# Pig Merge Join

## Problem Statement

Often users' data is stored such that both inputs are already totally sorted on the join key. In this case, it is possible to join the data in the map phase of a map reduce job. This will provide a significant performance speed up compared to passing all of the data through unneeded sort and shuffle phases.

## Proposed Solution

Pig will implement a merge join algorithm (or sort-merge join, although in this case the sort is already assumed to have been done). As with other join algorithm choices Pig will not attempt to make a choice for the user at this point. The user will instruct Pig to use this algorithm with a using clause:

`    C = join A by \$0, B by \$0 using "merge";`

Pig will implement this algorithm by selecting the left input of the join to be the input file for the map phase, and the right input of the join to be the side file. It will then sample records from the right input to build an index that contains, for each sampled record, the key(s) the filename and the offset into the file the record begins at. This sampling will be done in an initial map only job. A second MR job will then be initiated, with the left input as its input. Each map will use the index to seek to the appropriate record in the right input and begin doing the join.

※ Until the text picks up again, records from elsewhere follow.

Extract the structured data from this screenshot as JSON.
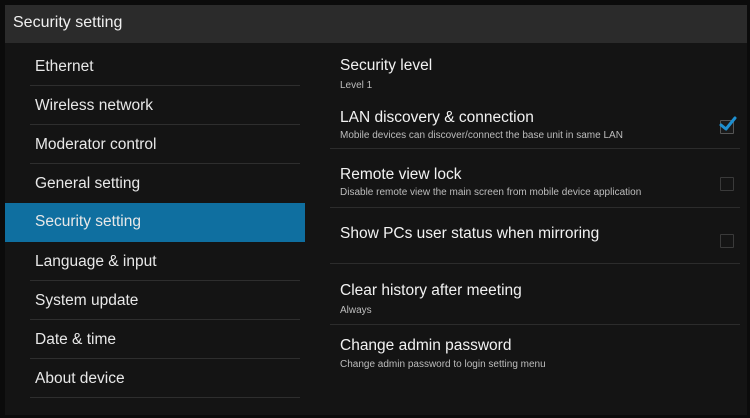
{
  "header": {
    "title": "Security setting"
  },
  "sidebar": {
    "items": [
      {
        "label": "Ethernet",
        "active": false
      },
      {
        "label": "Wireless network",
        "active": false
      },
      {
        "label": "Moderator control",
        "active": false
      },
      {
        "label": "General setting",
        "active": false
      },
      {
        "label": "Security setting",
        "active": true
      },
      {
        "label": "Language & input",
        "active": false
      },
      {
        "label": "System update",
        "active": false
      },
      {
        "label": "Date & time",
        "active": false
      },
      {
        "label": "About device",
        "active": false
      }
    ]
  },
  "settings": [
    {
      "title": "Security level",
      "subtitle": "Level 1"
    },
    {
      "title": "LAN discovery & connection",
      "subtitle": "Mobile devices can discover/connect the base unit in same LAN",
      "checked": true
    },
    {
      "title": "Remote view lock",
      "subtitle": "Disable remote view the main screen from mobile device application",
      "checked": false
    },
    {
      "title": "Show PCs user status when mirroring",
      "checked": false
    },
    {
      "title": "Clear history after meeting",
      "subtitle": "Always"
    },
    {
      "title": "Change admin password",
      "subtitle": "Change admin password to login setting menu"
    }
  ],
  "colors": {
    "accent": "#0f6fa0",
    "check": "#1e8fd0"
  }
}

## Pre conditions for merge join

In the first release merge join will only work under following conditions:

• Both inputs are sorted in *ascending* order of join keys. If an input consists of many files, there should be a total ordering across the files in the *ascending order of file name*. So for example if one of the inputs to the join is a directory called input1 with files a and b under it, the data should be sorted in ascending order of join key when read starting at a and ending in b. Likewise if an input directory has part files part-00000, part-00001, part-00002 and part-00003, the data should be sorted if the files are read in the sequence part-00000, part-00001, part-00002 and part-00003.
• The merge join only has two inputs
• The loadfunc for the right input of the join should implement the SamplableLoader interface (PigStorage does implement the SamplableLoader interface).

• Only inner join will be supported
• Between the load of the sorted input and the merge join statement there can only be filter statements and foreach statement where the foreach statement should meet the following conditions:
• There should be no UDFs in the foreach statement
• The foreach statement should not change the position of the join keys
• There should not transformation on the join keys which will change the sort order

### Performance pre condition

• For optimal performance, each part file of the left (sorted) input of the join should have a size of at least 1 hdfs block size (for example if the hdfs block size is 128 MB, each part file should be > 128 MB). If the total input size (including all part files) is < a blocksize, then the part files should be uniform in size (without large skews in sizes). The main idea is to eliminate skew in the amount of input the final map job performing the merge-join will process.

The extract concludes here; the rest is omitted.